Una de ellas es la región latinoamericana, porque hablar de América Latina es
hablar de materias primas y de petróleo. ¿Pero cuál podría ser el resultado
final de esta crisis para los países de la región? ¿Cuántos hospitales,
escuelas, autopistas y empleos tendrán que sacrificarse porque el oro negro
está perdiendo su valor?
En
lugares como Venezuela, ese combustible se ha convertido en una maldición
divina que no ha permitido la formación de un Estado. Y en otros casos, como
México, pese a la declaración histórica del presidente José López Portillo
(“con el petróleo tendremos que acostumbrarnos a administrar la abundancia”),
en realidad durante su mandato no se supo administrar la riqueza petrolera y se
toleró la corrupción. Y con la gesta nacionalista de otro mandatario, Lázaro
Cárdenas, el oro negro se convirtió en un lastre que evitó la modernización del
país: todo pasaba por la estatal Pemex y el crudo era el sostén de muchas
barbaridades producidas Administración tras Administración. Ahora, en estos
tiempos de catarsis que vivimos, Pemex ha anunciado un programa masivo de
recorte de personal que afectará a la economía formal e informal del país.
Además, el déficit del Estado mexicano se ha disparado con unas cantidades tan
exorbitantes que sólo la historia podría pagarlas.
Por su
parte, Venezuela que ya casi ha desaparecido de los mercados, tiene que lidiar,
además, con una tragedia de doble castigo: el precio de su petróleo y el
despilfarro —casi un crimen de Estado— que han perpetrado sus gobernantes
contra la riqueza nacional. Sin embargo, todo este panorama ya no sólo trastoca
las economías y el valor del dólar, sino que también profundiza la gran herida
infectada de América Latina y la lección pendiente de la desigualdad. Si el
barril de petróleo a 100 dólares era insuficiente para subvencionar los
programas sociales, imaginemos ahora qué significa que la principal fuente de
financiación de ese gasto social esté en caída libre.
El
petróleo que, durante muchos años, fue la estructura del mundo moderno ya es
objeto de reajuste en el mundo de la postrevolución tecnológica. Sin embargo,
todos los costos de este proceso los está pagando la fe colectiva ante la
ausencia de Gobiernos capaces de asumir las responsabilidades de sus sistemas
financieros.
Lo que
no debemos olvidar es que, en la primera crisis mundial del petróleo de 1973,
el crudo sirvió para que los llamados eurodólares fueran invertidos en
petrodólares, recuperados a través de la Operación Tormenta del Desierto
(1990-1991) desencadenada por EE UU tras la invasión de Kuwait por Sadam.

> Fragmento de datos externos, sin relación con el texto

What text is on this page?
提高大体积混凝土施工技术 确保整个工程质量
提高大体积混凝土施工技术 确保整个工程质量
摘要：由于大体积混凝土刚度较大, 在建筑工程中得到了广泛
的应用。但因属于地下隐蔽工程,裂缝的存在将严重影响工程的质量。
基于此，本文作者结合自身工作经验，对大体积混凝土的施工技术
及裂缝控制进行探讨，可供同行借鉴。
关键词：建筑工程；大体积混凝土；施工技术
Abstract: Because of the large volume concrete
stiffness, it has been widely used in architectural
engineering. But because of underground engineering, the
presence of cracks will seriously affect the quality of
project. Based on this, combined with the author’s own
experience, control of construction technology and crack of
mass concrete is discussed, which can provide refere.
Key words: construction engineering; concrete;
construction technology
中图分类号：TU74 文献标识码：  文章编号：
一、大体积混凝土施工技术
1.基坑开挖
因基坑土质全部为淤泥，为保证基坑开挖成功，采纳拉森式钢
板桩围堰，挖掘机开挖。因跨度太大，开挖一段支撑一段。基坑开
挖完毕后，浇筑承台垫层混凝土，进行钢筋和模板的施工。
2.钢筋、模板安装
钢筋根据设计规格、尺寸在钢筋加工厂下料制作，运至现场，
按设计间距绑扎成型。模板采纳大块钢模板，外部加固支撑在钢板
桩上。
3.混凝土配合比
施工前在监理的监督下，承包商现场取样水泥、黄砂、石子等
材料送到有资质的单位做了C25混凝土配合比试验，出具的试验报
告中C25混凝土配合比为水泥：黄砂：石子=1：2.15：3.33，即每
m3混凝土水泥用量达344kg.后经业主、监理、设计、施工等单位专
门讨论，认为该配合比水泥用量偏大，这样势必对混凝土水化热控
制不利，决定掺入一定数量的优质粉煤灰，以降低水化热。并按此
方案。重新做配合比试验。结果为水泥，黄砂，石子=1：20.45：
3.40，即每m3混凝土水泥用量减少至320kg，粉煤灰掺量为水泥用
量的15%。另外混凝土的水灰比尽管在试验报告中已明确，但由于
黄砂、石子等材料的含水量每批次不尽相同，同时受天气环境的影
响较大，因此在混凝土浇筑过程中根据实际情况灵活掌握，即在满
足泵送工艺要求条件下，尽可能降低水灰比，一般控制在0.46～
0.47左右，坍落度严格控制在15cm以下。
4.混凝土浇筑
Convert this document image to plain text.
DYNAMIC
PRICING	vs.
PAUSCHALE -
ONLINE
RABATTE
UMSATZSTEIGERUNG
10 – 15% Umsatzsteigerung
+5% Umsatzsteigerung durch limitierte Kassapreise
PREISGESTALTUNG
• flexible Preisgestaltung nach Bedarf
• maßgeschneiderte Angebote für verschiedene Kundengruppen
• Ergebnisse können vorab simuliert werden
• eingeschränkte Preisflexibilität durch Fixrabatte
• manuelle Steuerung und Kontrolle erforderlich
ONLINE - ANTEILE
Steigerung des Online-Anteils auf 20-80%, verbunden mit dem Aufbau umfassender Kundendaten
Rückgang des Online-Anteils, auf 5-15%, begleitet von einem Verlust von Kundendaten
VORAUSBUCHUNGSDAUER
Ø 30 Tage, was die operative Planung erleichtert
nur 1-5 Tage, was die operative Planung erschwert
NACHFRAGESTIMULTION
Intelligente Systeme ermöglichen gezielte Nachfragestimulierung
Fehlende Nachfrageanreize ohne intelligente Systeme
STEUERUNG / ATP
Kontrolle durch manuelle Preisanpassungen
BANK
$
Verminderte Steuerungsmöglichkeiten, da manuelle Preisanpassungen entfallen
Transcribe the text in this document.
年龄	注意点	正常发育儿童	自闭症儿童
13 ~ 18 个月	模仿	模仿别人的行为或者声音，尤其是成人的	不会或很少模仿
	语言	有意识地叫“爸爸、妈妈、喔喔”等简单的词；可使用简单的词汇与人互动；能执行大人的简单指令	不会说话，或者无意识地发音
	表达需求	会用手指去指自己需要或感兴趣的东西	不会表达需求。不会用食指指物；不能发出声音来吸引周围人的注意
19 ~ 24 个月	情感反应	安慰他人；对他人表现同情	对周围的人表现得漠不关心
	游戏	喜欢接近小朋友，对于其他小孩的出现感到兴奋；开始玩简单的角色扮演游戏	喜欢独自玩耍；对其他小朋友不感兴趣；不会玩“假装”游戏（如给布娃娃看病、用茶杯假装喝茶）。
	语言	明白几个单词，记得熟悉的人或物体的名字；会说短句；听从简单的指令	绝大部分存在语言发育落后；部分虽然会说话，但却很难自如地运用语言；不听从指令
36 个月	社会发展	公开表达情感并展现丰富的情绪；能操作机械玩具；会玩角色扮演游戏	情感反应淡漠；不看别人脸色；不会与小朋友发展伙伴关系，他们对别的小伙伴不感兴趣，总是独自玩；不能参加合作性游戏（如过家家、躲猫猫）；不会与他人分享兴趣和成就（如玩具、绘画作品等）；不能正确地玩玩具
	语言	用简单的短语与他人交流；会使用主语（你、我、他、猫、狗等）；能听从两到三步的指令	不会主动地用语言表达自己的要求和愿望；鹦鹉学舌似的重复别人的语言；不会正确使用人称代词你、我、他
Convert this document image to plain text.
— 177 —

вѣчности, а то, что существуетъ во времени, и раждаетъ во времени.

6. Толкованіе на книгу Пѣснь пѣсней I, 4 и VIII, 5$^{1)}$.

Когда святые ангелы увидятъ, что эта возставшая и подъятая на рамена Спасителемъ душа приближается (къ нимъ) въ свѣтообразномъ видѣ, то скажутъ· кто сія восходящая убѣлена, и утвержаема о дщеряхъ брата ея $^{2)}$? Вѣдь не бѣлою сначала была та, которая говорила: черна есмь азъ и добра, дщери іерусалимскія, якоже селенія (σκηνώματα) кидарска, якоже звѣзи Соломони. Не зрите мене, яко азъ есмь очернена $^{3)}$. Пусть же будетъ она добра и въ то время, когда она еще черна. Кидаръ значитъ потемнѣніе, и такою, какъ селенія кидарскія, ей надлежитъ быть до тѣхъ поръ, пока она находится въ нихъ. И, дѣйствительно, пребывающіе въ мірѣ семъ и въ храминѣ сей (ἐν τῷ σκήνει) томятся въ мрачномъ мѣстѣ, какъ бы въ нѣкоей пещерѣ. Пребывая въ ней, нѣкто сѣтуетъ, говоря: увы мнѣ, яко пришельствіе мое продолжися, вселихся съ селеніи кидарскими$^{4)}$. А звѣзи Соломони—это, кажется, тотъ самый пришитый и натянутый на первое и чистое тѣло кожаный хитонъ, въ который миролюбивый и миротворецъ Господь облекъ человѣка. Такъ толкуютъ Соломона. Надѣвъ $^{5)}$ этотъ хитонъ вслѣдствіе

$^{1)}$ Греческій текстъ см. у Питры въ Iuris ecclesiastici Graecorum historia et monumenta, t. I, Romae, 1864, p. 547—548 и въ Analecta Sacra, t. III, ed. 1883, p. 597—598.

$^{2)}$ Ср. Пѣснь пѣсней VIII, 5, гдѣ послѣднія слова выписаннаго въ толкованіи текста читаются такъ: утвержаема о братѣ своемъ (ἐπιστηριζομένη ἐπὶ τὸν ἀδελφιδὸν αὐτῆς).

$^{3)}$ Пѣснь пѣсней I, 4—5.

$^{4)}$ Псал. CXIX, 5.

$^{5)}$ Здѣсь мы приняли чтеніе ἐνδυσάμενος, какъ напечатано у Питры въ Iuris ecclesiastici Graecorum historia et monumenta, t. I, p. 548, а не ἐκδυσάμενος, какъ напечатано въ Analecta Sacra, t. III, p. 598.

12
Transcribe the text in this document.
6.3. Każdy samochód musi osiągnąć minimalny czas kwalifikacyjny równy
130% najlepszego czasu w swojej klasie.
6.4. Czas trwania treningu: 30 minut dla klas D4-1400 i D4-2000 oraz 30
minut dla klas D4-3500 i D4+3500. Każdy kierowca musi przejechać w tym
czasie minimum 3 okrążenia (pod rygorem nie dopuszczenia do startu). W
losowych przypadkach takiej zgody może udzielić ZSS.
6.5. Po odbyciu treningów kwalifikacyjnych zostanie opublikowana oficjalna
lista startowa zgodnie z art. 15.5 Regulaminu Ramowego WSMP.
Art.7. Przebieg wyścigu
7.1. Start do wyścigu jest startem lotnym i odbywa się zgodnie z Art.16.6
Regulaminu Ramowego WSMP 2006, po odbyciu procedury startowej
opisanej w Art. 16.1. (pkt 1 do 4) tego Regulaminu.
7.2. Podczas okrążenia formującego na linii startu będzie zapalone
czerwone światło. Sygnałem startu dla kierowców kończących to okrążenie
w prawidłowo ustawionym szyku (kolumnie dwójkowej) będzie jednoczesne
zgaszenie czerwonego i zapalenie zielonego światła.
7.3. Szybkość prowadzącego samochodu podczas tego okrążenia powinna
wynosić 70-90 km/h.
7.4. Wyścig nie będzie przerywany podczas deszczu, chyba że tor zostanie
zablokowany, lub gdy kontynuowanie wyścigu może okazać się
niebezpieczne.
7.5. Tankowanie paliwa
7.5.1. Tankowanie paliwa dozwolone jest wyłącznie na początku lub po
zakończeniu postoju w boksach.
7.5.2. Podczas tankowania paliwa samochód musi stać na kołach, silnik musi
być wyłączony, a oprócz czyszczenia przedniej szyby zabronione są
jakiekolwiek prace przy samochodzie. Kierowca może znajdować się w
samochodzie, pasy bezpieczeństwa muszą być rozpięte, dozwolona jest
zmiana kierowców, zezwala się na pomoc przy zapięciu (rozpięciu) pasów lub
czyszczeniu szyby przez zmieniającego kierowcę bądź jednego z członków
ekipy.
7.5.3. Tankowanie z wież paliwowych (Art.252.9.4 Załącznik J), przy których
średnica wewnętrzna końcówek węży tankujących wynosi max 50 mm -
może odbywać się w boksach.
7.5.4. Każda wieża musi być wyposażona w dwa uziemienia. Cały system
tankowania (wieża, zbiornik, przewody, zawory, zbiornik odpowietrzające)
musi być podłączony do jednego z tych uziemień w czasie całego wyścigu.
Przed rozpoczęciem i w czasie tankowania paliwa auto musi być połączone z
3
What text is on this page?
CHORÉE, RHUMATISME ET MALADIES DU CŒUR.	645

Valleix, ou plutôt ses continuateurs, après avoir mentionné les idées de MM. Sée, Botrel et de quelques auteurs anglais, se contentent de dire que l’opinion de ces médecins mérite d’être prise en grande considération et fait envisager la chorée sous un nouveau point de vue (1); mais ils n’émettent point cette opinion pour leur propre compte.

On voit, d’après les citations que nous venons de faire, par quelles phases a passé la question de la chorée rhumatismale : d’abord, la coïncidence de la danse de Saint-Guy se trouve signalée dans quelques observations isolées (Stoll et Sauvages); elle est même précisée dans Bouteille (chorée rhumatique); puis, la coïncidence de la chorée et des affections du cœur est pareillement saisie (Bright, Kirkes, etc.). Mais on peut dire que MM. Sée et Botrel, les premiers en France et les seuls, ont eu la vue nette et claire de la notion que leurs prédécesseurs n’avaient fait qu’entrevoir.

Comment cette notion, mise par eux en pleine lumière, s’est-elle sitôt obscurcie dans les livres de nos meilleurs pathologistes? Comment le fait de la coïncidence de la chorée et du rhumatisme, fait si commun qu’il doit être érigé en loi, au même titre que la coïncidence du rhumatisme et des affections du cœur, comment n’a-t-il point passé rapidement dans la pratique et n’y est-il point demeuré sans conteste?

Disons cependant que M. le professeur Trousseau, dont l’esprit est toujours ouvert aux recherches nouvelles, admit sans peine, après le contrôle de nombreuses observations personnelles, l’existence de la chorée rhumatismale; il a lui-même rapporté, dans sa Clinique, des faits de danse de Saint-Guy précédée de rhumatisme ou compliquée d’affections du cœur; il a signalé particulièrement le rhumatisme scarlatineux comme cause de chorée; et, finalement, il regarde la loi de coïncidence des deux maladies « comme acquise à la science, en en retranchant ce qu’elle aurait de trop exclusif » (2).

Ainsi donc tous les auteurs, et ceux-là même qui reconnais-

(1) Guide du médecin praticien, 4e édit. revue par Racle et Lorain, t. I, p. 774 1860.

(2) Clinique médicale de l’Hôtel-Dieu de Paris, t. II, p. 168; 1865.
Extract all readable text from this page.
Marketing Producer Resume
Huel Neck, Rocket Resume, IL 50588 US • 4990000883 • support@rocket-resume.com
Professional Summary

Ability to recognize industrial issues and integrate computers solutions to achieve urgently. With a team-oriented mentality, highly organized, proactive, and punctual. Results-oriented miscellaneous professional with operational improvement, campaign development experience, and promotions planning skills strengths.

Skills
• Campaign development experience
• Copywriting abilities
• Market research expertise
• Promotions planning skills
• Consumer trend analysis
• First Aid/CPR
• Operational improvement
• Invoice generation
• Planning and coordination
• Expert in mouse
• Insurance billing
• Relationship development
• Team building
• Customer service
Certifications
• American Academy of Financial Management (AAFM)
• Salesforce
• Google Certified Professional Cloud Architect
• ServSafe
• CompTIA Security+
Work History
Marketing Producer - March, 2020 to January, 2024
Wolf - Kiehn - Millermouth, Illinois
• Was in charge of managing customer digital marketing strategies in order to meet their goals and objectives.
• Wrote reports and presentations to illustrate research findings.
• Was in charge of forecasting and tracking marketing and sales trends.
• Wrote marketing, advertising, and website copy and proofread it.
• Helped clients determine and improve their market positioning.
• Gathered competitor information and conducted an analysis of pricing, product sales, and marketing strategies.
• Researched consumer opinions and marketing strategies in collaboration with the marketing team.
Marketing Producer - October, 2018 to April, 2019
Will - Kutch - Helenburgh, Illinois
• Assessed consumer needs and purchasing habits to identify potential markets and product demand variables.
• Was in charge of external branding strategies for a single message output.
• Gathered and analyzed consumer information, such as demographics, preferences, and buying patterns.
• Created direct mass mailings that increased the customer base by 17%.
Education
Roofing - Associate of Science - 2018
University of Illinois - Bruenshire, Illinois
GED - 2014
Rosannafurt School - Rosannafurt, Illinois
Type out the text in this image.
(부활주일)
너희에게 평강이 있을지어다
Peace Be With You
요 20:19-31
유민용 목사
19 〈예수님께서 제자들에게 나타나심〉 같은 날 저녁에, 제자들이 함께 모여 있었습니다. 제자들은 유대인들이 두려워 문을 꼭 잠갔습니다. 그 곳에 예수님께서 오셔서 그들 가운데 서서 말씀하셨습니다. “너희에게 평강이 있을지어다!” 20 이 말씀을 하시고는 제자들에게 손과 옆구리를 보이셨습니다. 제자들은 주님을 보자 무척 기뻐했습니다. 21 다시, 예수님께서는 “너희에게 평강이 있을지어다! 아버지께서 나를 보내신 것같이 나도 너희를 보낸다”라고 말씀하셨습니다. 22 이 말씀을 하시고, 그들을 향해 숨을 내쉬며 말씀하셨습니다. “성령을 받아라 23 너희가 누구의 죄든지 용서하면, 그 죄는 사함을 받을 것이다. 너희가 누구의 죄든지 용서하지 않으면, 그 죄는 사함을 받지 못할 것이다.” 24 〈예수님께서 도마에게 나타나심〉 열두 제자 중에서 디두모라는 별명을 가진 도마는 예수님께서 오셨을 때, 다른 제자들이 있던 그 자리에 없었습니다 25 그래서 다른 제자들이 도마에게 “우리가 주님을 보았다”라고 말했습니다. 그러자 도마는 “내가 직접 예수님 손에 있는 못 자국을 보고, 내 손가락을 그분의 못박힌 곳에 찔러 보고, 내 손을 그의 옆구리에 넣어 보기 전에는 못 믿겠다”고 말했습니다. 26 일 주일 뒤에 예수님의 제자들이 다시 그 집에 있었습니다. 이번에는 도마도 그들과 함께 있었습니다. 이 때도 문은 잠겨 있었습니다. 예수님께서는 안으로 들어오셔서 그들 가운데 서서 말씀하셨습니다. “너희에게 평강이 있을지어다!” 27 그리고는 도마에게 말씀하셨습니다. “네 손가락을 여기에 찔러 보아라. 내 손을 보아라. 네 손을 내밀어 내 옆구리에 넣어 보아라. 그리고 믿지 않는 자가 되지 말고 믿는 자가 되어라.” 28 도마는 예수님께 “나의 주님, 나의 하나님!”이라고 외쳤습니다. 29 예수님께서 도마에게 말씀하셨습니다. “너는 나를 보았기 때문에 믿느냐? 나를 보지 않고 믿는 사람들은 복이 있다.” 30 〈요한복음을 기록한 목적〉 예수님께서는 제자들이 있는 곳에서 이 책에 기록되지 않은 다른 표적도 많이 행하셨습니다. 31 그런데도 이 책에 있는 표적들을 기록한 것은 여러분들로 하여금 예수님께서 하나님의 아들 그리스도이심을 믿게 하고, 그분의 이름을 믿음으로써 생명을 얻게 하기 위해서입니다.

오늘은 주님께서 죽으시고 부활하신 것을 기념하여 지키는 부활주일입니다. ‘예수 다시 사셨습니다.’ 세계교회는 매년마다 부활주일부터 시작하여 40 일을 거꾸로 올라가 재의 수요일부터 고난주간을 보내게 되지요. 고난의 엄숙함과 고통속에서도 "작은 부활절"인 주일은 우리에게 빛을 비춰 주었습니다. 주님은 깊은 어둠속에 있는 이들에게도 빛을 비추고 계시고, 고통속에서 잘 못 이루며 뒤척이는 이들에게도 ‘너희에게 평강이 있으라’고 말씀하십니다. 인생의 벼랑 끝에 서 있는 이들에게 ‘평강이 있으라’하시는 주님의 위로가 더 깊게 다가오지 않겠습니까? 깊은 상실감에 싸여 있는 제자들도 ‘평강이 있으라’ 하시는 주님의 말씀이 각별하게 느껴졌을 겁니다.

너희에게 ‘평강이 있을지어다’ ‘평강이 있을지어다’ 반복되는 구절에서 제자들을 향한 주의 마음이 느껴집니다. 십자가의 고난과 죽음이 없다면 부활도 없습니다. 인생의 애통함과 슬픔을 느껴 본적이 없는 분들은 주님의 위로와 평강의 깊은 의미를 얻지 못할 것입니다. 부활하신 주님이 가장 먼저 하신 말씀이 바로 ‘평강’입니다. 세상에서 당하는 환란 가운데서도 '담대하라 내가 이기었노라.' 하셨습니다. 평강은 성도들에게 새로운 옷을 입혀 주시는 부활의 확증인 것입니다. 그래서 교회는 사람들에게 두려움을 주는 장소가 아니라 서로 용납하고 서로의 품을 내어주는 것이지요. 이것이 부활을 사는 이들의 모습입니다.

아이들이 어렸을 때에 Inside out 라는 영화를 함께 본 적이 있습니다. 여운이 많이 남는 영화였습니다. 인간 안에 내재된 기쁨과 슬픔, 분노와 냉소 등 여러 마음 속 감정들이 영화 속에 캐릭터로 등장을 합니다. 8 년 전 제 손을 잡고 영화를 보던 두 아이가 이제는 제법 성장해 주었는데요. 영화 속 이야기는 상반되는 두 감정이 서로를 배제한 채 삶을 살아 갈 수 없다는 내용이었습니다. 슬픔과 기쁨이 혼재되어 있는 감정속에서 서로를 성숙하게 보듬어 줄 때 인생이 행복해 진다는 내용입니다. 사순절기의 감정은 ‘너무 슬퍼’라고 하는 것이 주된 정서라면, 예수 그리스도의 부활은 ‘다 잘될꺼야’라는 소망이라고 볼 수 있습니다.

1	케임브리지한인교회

Y
tampoco hay que dejar de lado todos los aspectos de este nuevo escenario. Por
un lado, el fin del mundo del petróleo desde Teherán hasta Riad, desde Quito
hasta el Distrito Federal. Por otro, la conversión del dólar en una súper
moneda. Y finalmente, la presencia del presidente de Rusia, Vladímir Putin,
ahogada en un mar de petróleo, mientras que las intenciones de Alemania y
Francia para enterrar al cadáver llamado austeridad cada vez cobran mayor
fuerza.
Y así
considerando todos estos elementos, que levanten la mano los menos favorecidos
de América Latina y del planeta entero para preguntar cómo será el nuevo mundo
que se está constituyendo y cuántas personas tendrán la posibilidad de vivir en
él.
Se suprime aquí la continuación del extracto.